French President Emmanuel Macron said he has backing for a world truce during the coronavirus pandemic and is hopeful he can secure Russian President Vladimir Putin’s support.
Speaking on French radio, Macron said he had secured the agreement of several of the five permanent members of the United Nations Security Council to back a call by the UN Secretary-General Antonio Guterres for a global ceasefire.
In a wide-ranging interview with RFI on Tuesday evening, Macron said that China, the US and the UK were on board and he was optimistic about Russia.
“President Xi Jinping confirmed his agreement to me,” said Macron. “President Trump confirmed his agreement to me. Prime Minister Boris Johnson confirmed his agreement to me. I think President Putin will definitely agree too.”
Macron did not provide more details about his conversations with those world leaders.
CNN has contacted the Chinese mission to the UN and the US State Department for comment.
Putin’s spokesman Dmitry Peskov said Wednesday: “Most likely, work is underway — at the expert level, our diplomats are working on this before we can join it. As soon as this work is completed and [passes] approval with other partners, relevant statements will be made.”
The UK signed up to the plan two weeks ago in response to the call from Guterres.
A spokesman for the UK’s Foreign and Commonwealth Office told CNN: “The UK supports the UN Secretary-General’s call for a global ceasefire; the UN’s ability to deliver humanitarian aid is a priority.
“The UN Security Council should be united in tackling coronavirus, in light of the risks to stability and the impact on vulnerable populations.”
Discussions are ongoing regarding a UN Security Council resolution to address the impact on international security of the pandemic.
UN spokesman Stephane Dujarric said he had seen press reports of Macron’s comments but could not confirm them. Dujarric said the UN would “obviously welcome any unified calls” not only from the permanent five members but the whole Security Council.
Pope Francis also called for an “immediate global ceasefire” and an end to weapons manufacturing in a special address after Easter mass on Sunday.
“This is not a time for continuing to manufacture and deal in arms, spending vast amounts of money that ought to be used to care for others and save lives,” he said.
On March 23, Guterres warned that in war-torn countries, health systems have collapsed and the small number of health professionals left were often targeted in the fighting.
“The fury of the virus illustrates the folly of war,” Guterres said via his spokesman’s Twitter account in March. “That is why today, I am calling for an immediate global ceasefire in all corners of the world.

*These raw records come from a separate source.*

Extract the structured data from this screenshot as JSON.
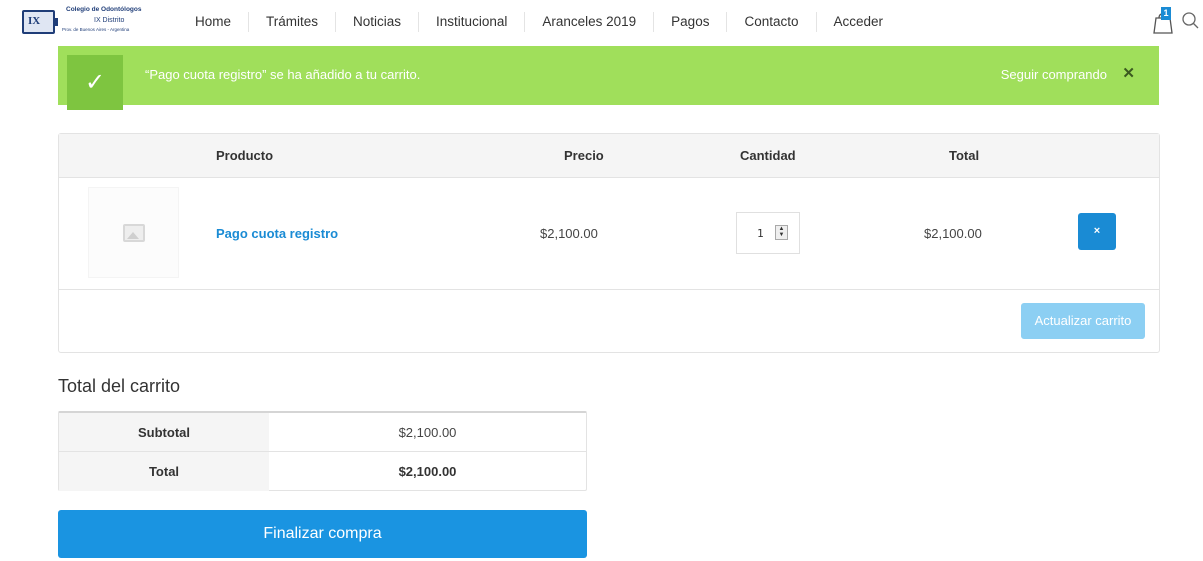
{
  "header": {
    "logo": {
      "mark": "IX",
      "line1": "Colegio de Odontólogos",
      "line2": "IX Distrito",
      "line3": "Prov. de Buenos Aires - Argentina"
    },
    "nav": [
      "Home",
      "Trámites",
      "Noticias",
      "Institucional",
      "Aranceles 2019",
      "Pagos",
      "Contacto",
      "Acceder"
    ],
    "cart_count": "1"
  },
  "notice": {
    "message": "“Pago cuota registro” se ha añadido a tu carrito.",
    "link": "Seguir comprando",
    "close": "✕",
    "check": "✓"
  },
  "cart": {
    "headers": {
      "product": "Producto",
      "price": "Precio",
      "quantity": "Cantidad",
      "total": "Total"
    },
    "items": [
      {
        "name": "Pago cuota registro",
        "price": "$2,100.00",
        "quantity": "1",
        "subtotal": "$2,100.00",
        "remove": "×"
      }
    ],
    "update_label": "Actualizar carrito"
  },
  "totals": {
    "title": "Total del carrito",
    "subtotal_label": "Subtotal",
    "subtotal_value": "$2,100.00",
    "total_label": "Total",
    "total_value": "$2,100.00"
  },
  "checkout_label": "Finalizar compra",
  "colors": {
    "notice_bg": "#a0df5b",
    "accent": "#1a8bd4",
    "checkout": "#1a94e1"
  }
}
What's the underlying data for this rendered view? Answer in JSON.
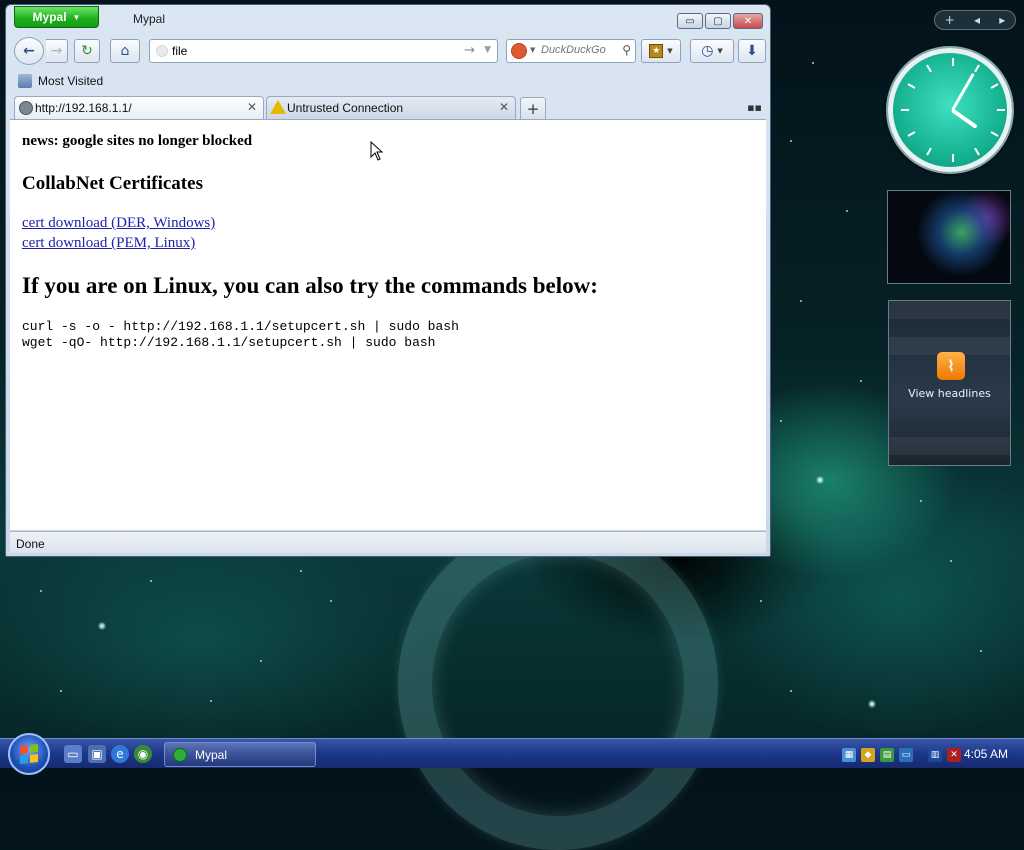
{
  "window": {
    "app_button_label": "Mypal",
    "title": "Mypal",
    "controls": {
      "minimize": "▭",
      "maximize": "▢",
      "close": "✕"
    }
  },
  "navbar": {
    "url_value": "file",
    "search_placeholder": "DuckDuckGo"
  },
  "bookmarks_bar": {
    "most_visited": "Most Visited"
  },
  "tabs": [
    {
      "label": "http://192.168.1.1/",
      "icon": "globe-icon",
      "active": true
    },
    {
      "label": "Untrusted Connection",
      "icon": "warning-icon",
      "active": false
    }
  ],
  "page": {
    "news": "news: google sites no longer blocked",
    "cert_heading": "CollabNet Certificates",
    "links": [
      "cert download (DER, Windows)",
      "cert download (PEM, Linux)"
    ],
    "linux_heading": "If you are on Linux, you can also try the commands below:",
    "commands": [
      "curl -s -o - http://192.168.1.1/setupcert.sh | sudo bash",
      "wget -qO- http://192.168.1.1/setupcert.sh | sudo bash"
    ]
  },
  "status": {
    "text": "Done"
  },
  "gadgets": {
    "feed_label": "View headlines"
  },
  "taskbar": {
    "task_label": "Mypal",
    "time": "4:05 AM"
  },
  "colors": {
    "app_button": "#21b21e",
    "link": "#2020a8",
    "clock_face": "#17b493",
    "taskbar": "#1e3a8e"
  }
}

It is time to put armed conflict on lockdown and focus together on the true fight of our lives.”
On April 3, Guterres reiterated his appeal, saying: “There should be only one fight in our world today, our shared battle against Covid-19.”

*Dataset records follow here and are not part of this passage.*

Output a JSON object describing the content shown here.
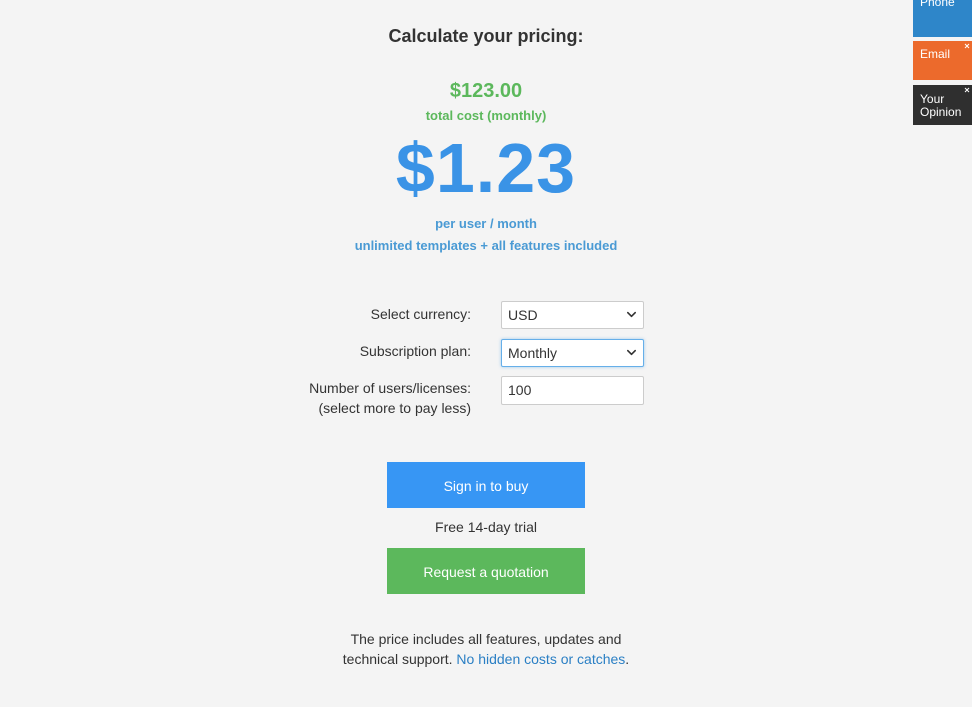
{
  "heading": "Calculate your pricing:",
  "total": {
    "amount": "$123.00",
    "label": "total cost (monthly)"
  },
  "per_user_price": "$1.23",
  "per_user_label": "per user / month",
  "features_note": "unlimited templates + all features included",
  "form": {
    "currency_label": "Select currency:",
    "currency_value": "USD",
    "plan_label": "Subscription plan:",
    "plan_value": "Monthly",
    "users_label_line1": "Number of users/licenses:",
    "users_label_line2": "(select more to pay less)",
    "users_value": "100"
  },
  "buttons": {
    "sign_in": "Sign in to buy",
    "quotation": "Request a quotation"
  },
  "trial_note": "Free 14-day trial",
  "footer": {
    "line1": "The price includes all features, updates and",
    "line2_prefix": "technical support.",
    "line2_link": "No hidden costs or catches",
    "line2_suffix": "."
  },
  "side_tabs": {
    "phone": "Phone",
    "email": "Email",
    "opinion_line1": "Your",
    "opinion_line2": "Opinion"
  },
  "colors": {
    "green": "#5cb85c",
    "blue_price": "#3a93e6",
    "blue_button": "#3796f4",
    "link": "#2a7fc4",
    "tab_phone": "#2e86c9",
    "tab_email": "#ec6a2c",
    "tab_opinion": "#2f2f2f"
  },
  "icons": {
    "dropdown": "chevron-down-icon",
    "tab_close": "close-icon"
  }
}
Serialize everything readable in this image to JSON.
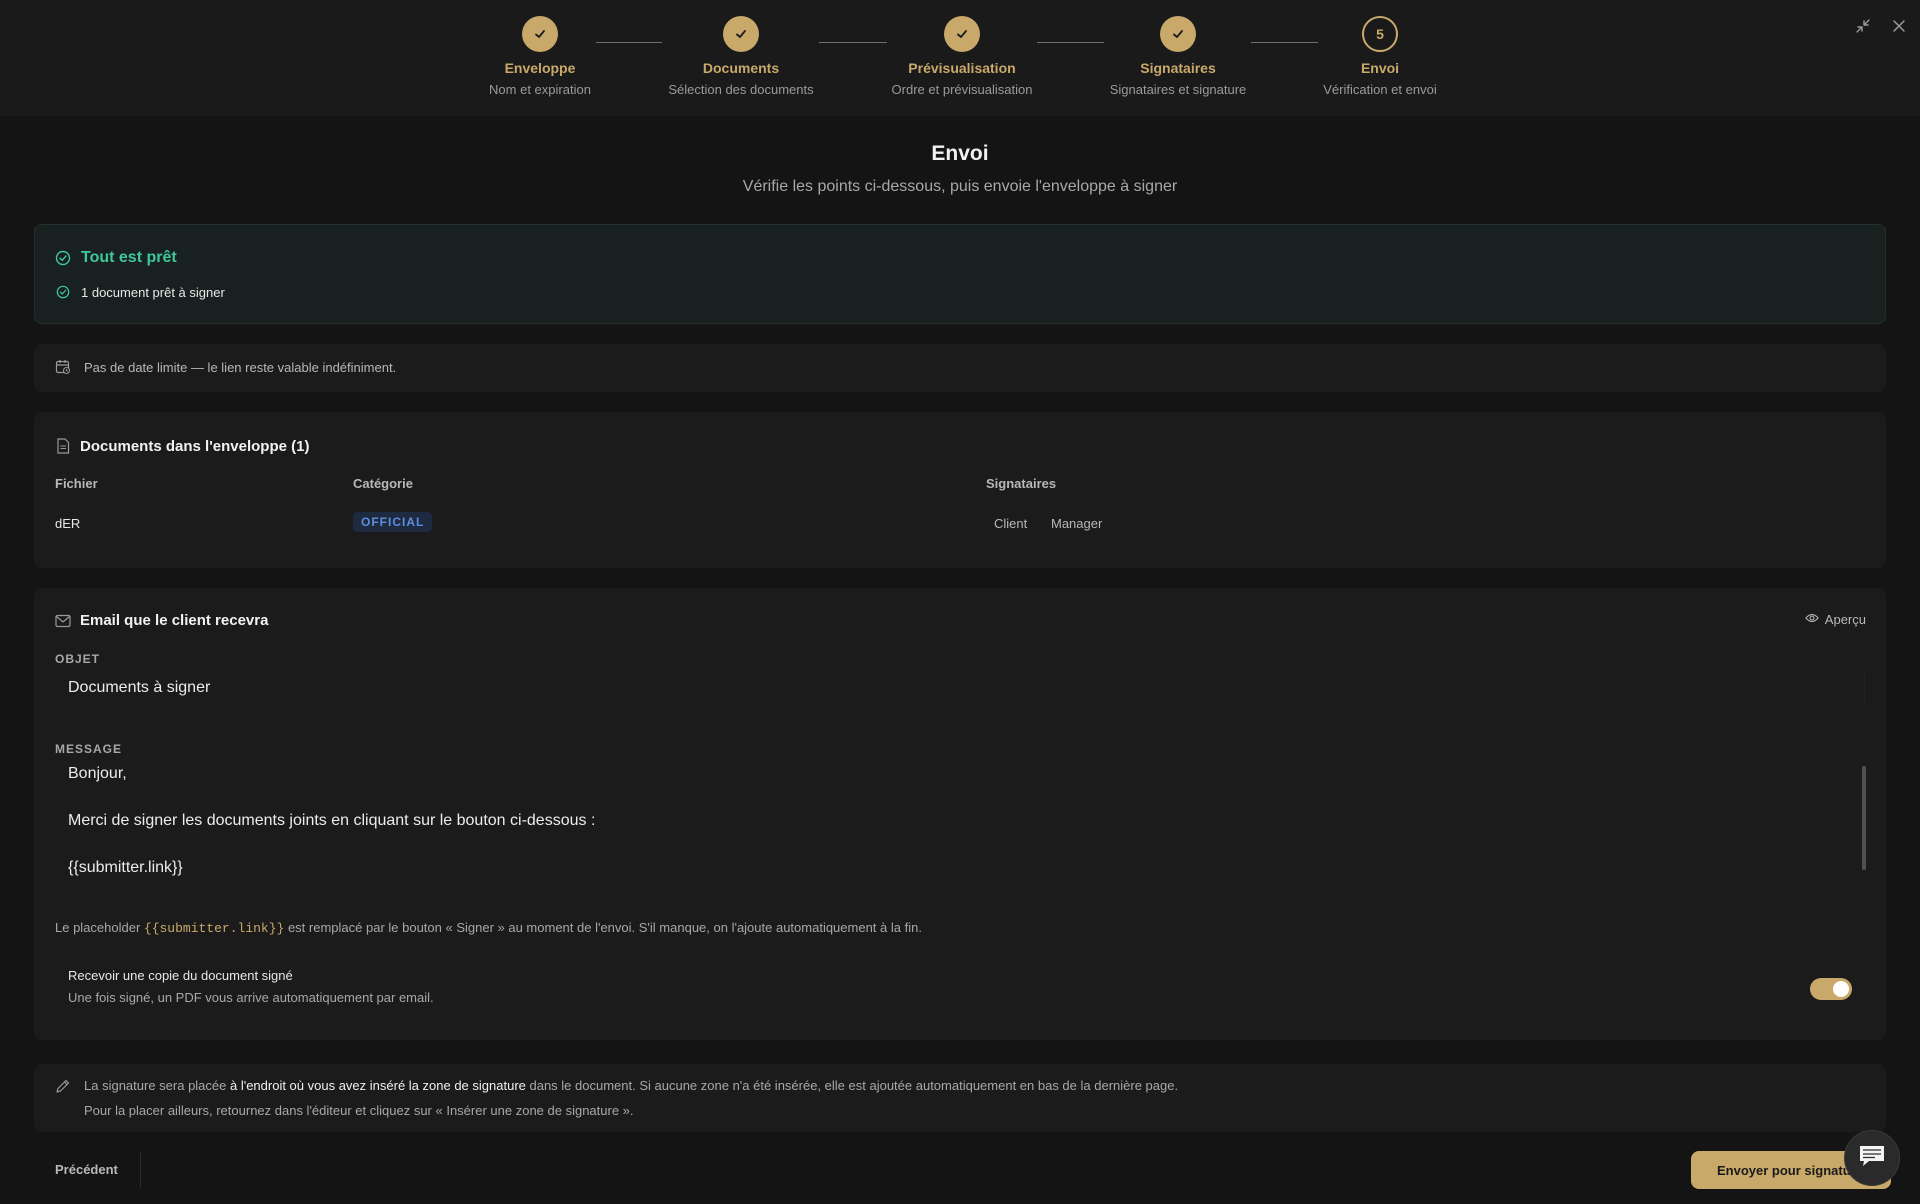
{
  "stepper": [
    {
      "title": "Enveloppe",
      "sub": "Nom et expiration",
      "state": "done"
    },
    {
      "title": "Documents",
      "sub": "Sélection des documents",
      "state": "done"
    },
    {
      "title": "Prévisualisation",
      "sub": "Ordre et prévisualisation",
      "state": "done"
    },
    {
      "title": "Signataires",
      "sub": "Signataires et signature",
      "state": "done"
    },
    {
      "title": "Envoi",
      "sub": "Vérification et envoi",
      "state": "current",
      "number": "5"
    }
  ],
  "header": {
    "title": "Envoi",
    "subtitle": "Vérifie les points ci-dessous, puis envoie l'enveloppe à signer"
  },
  "ready": {
    "title": "Tout est prêt",
    "line": "1 document prêt à signer"
  },
  "deadline": {
    "text": "Pas de date limite — le lien reste valable indéfiniment."
  },
  "documents": {
    "title": "Documents dans l'enveloppe (1)",
    "columns": [
      "Fichier",
      "Catégorie",
      "Signataires"
    ],
    "rows": [
      {
        "file": "dER",
        "category": "OFFICIAL",
        "signers": [
          "Client",
          "Manager"
        ]
      }
    ]
  },
  "email": {
    "title": "Email que le client recevra",
    "preview_label": "Aperçu",
    "subject_label": "OBJET",
    "subject_value": "Documents à signer",
    "message_label": "MESSAGE",
    "message_lines": [
      "Bonjour,",
      "Merci de signer les documents joints en cliquant sur le bouton ci-dessous :",
      "{{submitter.link}}"
    ],
    "hint_before": "Le placeholder ",
    "hint_code": "{{submitter.link}}",
    "hint_after": " est remplacé par le bouton « Signer » au moment de l'envoi. S'il manque, on l'ajoute automatiquement à la fin.",
    "copy_title": "Recevoir une copie du document signé",
    "copy_sub": "Une fois signé, un PDF vous arrive automatiquement par email.",
    "copy_enabled": true
  },
  "signature_note": {
    "line1_before": "La signature sera placée ",
    "line1_strong": "à l'endroit où vous avez inséré la zone de signature",
    "line1_after": " dans le document. Si aucune zone n'a été insérée, elle est ajoutée automatiquement en bas de la dernière page.",
    "line2": "Pour la placer ailleurs, retournez dans l'éditeur et cliquez sur « Insérer une zone de signature »."
  },
  "footer": {
    "prev_label": "Précédent",
    "send_label": "Envoyer pour signature"
  },
  "colors": {
    "accent": "#c9a96a",
    "success": "#3fc79a",
    "badge_blue": "#5e8ee0",
    "background": "#141414"
  }
}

He said that “in many of the most critical situations, we have seen no let-up in fighting, and some conflicts have even intensified.”
The Secretary-General said his representatives were working in countries including Yemen, Syria, Libya and Afghanistan to help move towards ceasefires “as a prerequisite of lasting peace.”
“We know the pandemic is having profound social, economic and political consequences, including relating to international peace and security,” he said.
“We see it, for example, in postponement of elections or limitations on the ability to vote, sustained restrictions on movement, spiraling unemployment and other factors that could contribute to rising discontent and political tensions.”
Guterres added that terrorist or extremist groups may seek to take advantage of the global uncertainty caused by the spread of the virus.